Procalcitonin-guided algorithm to reduce length of antibiotic therapy in patients with severe sepsis and septic shock
- Equal contributors
1 Department of Anaesthesiology, Intensive Care, Palliative Care and Pain Medicine, BG University Hospital Bergmannsheil, Ruhr-University Bochum, Bürkle-de-la-Camp-Platz 1, Bochum 44789, Germany
2 Department of Anaesthesiology, Intensive Care Medicine and Pain Therapy, Hospital Düren gem. GmbH, Roonstr. 30, Düren 52351, Germany
3 Department of Anaesthesiology and Intensive Care Medicine, West Coast Hospital, Esmarchstr. 50, Heide 25746, Germany
4 Department of Anaesthesiology and Intensive Care Medicine, University Hospital Schleswig-Holstein, Campus Kiel, Schwanenweg 21, Kiel 24105, Germany
5 Department of Medical Biometry and Epidemiology, University Medical Center Hamburg-Eppendorf, Martinistr. 52, Hamburg 20246, Germany
6 Department of Anaesthesiology, University Hospital Heidelberg, Im Neuenheimer Feld 110, Heidelberg 69120, Germany
BMC Infectious Diseases 2013, 13:158 doi:10.1186/1471-2334-13-158Published: 1 April 2013
Procalcitonin (PCT)-protocols to guide antibiotic treatment in severe infections are known to be effective. But less is known about the long-term effects of such protocols on antibiotic consumption under real life conditions. This retrospective study analyses the effects on antibiotic use in patients with severe sepsis and septic shock after implementation of a PCT-protocol.

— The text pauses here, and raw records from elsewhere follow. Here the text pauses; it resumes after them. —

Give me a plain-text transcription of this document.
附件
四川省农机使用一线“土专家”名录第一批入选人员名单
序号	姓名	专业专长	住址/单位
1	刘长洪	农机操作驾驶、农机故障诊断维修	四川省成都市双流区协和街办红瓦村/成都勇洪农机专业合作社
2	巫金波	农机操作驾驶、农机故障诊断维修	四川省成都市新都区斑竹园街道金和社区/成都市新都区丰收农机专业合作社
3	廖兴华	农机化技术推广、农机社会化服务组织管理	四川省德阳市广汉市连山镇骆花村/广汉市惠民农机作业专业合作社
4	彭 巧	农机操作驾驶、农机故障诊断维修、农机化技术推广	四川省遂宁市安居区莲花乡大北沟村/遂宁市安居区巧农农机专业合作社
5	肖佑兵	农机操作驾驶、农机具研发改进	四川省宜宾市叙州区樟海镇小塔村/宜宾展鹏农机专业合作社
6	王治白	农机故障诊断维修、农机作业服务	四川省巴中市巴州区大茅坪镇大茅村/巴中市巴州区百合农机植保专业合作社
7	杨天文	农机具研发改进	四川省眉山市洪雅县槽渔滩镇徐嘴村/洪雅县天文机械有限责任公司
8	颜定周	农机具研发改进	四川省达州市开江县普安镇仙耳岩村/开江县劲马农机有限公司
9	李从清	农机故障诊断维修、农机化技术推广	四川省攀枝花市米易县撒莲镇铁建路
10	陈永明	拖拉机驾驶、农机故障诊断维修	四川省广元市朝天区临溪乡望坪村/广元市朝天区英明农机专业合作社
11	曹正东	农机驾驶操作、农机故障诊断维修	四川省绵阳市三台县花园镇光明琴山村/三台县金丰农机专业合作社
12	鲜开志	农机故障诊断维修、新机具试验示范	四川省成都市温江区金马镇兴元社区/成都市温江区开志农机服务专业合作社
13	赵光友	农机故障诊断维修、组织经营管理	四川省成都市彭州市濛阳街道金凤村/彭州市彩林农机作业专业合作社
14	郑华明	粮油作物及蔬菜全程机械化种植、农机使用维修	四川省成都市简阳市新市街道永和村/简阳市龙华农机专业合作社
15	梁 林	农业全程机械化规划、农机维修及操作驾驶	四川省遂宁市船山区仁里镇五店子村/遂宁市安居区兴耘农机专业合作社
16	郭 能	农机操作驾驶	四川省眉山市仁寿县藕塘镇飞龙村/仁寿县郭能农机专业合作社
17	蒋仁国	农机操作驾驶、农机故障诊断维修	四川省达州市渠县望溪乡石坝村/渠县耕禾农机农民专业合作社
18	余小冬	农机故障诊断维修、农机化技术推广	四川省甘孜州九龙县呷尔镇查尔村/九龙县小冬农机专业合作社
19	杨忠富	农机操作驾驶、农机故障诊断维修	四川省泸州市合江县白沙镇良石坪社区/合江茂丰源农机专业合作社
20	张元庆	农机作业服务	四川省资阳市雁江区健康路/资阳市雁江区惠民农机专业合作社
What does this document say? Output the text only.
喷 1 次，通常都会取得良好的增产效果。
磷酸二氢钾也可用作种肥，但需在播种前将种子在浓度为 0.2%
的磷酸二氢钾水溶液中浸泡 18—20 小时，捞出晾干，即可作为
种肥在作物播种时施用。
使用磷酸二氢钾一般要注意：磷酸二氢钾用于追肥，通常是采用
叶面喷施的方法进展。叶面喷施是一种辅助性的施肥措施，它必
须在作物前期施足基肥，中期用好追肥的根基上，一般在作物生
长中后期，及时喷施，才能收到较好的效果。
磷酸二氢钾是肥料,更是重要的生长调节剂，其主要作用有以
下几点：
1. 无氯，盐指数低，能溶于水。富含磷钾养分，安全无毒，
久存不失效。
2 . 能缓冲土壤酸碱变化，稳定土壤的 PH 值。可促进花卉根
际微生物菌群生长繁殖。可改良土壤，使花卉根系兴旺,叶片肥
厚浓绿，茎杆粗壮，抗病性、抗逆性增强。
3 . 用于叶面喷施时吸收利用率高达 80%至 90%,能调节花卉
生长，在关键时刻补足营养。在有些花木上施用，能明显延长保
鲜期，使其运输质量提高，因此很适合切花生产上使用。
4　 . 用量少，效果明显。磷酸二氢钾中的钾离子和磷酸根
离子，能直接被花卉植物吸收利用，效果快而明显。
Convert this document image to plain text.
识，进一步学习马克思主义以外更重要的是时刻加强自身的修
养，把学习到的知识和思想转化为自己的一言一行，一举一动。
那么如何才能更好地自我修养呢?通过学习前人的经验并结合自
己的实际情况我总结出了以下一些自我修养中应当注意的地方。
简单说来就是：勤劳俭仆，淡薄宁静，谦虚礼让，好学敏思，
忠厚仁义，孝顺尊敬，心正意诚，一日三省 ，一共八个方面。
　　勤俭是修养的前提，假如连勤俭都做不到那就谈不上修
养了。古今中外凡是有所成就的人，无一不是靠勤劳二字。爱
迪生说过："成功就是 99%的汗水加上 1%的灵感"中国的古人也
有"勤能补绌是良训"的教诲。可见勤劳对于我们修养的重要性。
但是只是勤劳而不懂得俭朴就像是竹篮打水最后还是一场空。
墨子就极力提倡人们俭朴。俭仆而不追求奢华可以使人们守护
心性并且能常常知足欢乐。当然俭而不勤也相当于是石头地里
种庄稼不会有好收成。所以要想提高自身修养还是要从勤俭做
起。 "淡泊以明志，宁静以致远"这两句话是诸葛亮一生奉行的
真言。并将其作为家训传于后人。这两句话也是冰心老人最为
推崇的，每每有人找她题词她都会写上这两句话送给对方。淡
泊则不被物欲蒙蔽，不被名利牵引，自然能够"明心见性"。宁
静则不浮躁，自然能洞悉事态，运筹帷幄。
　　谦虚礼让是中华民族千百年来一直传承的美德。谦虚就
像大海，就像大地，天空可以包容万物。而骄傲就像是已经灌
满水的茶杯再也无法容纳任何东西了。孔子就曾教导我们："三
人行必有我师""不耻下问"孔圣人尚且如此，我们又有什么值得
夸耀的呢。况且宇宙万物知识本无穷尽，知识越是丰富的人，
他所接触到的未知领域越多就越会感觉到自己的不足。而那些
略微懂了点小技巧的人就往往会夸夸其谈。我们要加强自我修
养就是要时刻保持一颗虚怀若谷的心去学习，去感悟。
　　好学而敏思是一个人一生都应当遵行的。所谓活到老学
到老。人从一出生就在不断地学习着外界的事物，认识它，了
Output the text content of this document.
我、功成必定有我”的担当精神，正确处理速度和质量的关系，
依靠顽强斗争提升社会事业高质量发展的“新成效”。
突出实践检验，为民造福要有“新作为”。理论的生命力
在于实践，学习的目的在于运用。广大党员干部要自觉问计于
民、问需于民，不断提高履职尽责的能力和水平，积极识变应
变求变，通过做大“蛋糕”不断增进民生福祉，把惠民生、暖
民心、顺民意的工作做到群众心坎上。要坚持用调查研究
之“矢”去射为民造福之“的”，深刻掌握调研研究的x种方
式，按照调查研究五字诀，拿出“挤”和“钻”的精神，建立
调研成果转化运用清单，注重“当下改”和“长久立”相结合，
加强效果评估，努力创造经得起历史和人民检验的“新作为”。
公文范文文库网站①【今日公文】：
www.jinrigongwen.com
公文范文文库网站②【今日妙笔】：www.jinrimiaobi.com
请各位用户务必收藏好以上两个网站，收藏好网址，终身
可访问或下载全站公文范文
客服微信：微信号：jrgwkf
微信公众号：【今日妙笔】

We conducted a retrospective ICU-database search for adult patients between 2005 and 2009 with sepsis and organ dysfunction who where treated accordingly to a PCT-guided algorithm as follows: Daily measurements of PCT (BRAHMS PCT LIA®; BRAHMS Aktiengesellschaft, Hennigsdorf, Germany). Antibiotic therapy was discontinued if 1) clinical signs and symptoms of infection improved and PCT decreased to ≤1 ng/ml, or 2) if the PCT value was >1 ng/ml, but had dropped to 25-35% of the initial value within three days. The primary outcome parameters were: antibiotic days on ICU, ICU re-infection rate, 28-day mortality rate, length of stay (LOS) in ICU, mean antibiotic costs (per patient) and ventilation hours. Data from 141 patients were included in our study. Primary outcome parameters were analysed using covariance analyses (ANCOVA) to control for effects by gender, age, SAPS II, APACHE II and effective cost weight.
From baseline data of 2005, duration of antibiotic therapy was reduced by an average of 1.0 day per year from 14.3 ±1.2 to 9.0 ±1.7 days in 2009 (p=0.02). ICU re-infection rate was decreased by yearly 35.1% (95% CI −53 to −8.5; p=0.014) just as ventilation hours by 42 hours per year (95% CI −72.6 to −11.4; p=0.008). ICU-LOS was reduced by 2.7 days per year (p<0.001). Trends towards an average yearly reduction of 28-day mortality by −22.4% (95% CI −44.3 to 8.1; p=0.133) and mean cost for antibiotic therapy/ patient by −14.3 Euro (95% CI −55.7 to 27.1) did not reach statistical significance.
In a real-life clinical setting, implementation of a PCT-protocol was associated with a reduced duration of antibiotic therapy in septic ICU patients without compromising clinical or economical outcomes.